If anything is to be learned from history, the individual has been strung about by class commitment and social duties.
The greater goings-on of mankind has always been placed in the upmost of importance. The central theme of an individual’s life was what he or she owes to society.
Today, the plight of the individual is the centerpiece on the mantel of history. The individual is the bearer of his or her own fate.
The consequence of dwindling class commitments and social duties is what sociologists call the “individualization phenomenon” occurring within contemporary society by which the individual is required to construct his or her own life.
Once a distant dream of the existentialists, the ability of an individual to move freely within society is in many respects a basic requirement to be successful in the modern world.
A latent consequence of the individual’s new-found freedom is a rising level of solitude in one’s life. The ability to be alone has become a historical privilege.

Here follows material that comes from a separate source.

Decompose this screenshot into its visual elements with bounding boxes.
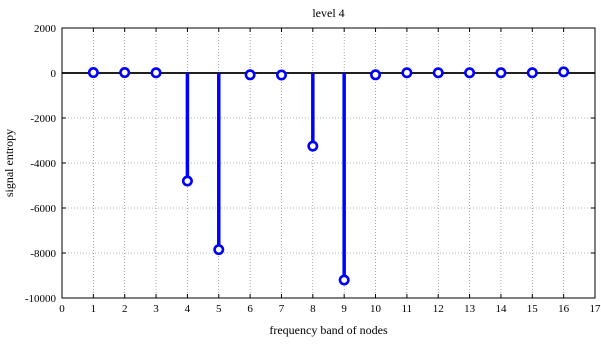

Privacy plays a dynamic role in the construction of our lives.
One might think that the modern social sphere is categorized by increased transparency, networking and a pervasive purging of personal information.
I’m inclined to think it goes further.
Behind the front of open-ended, free-flowing communication and transparent livelihood is a wall — a threshold for expression and, at the same time, a barrier against expression.
One can create one’s self over the Internet using Facebook, Twitter and Instragram. Expression is manifested in media.
We become the lights we choose to shine. We show ourselves and yet hide ourselves. Rapid communication and expression through media thresholds is an expression of value — value toward privacy — choosing what to express and what not to express.
After contemplation, the contemporary world seems to be approaching the advent of an actualizing age. Increasingly the individual has the privacy and the privilege to reflect and refine. In privacy lies the maze of the self, waiting to be discovered.
In this respect, solitude becomes an adventure, a conquest completed only by one’s self. The privilege to go on a long adventure of thought and reflection, to genuinely take the time to explore the inner working that is the complexity of the individual and his or her situation.
The rewards of such contemplation is endless. A wealth of knowledge, security and confidence spring forth from the individual’s competency in himself or herself.
Socrates said, “Know thyself.” Author Albert Camus felt one should “know himself like the palm of his hand.” Philosopher Søren Kierkegaard believed “the self rests transparently in the power that established it.”
The privilege of privacy allows the individual time to learn. In learning about one’s accomplishments and desires, movements and freedoms become realized and actualized — and that, above all things, should be kept sacred.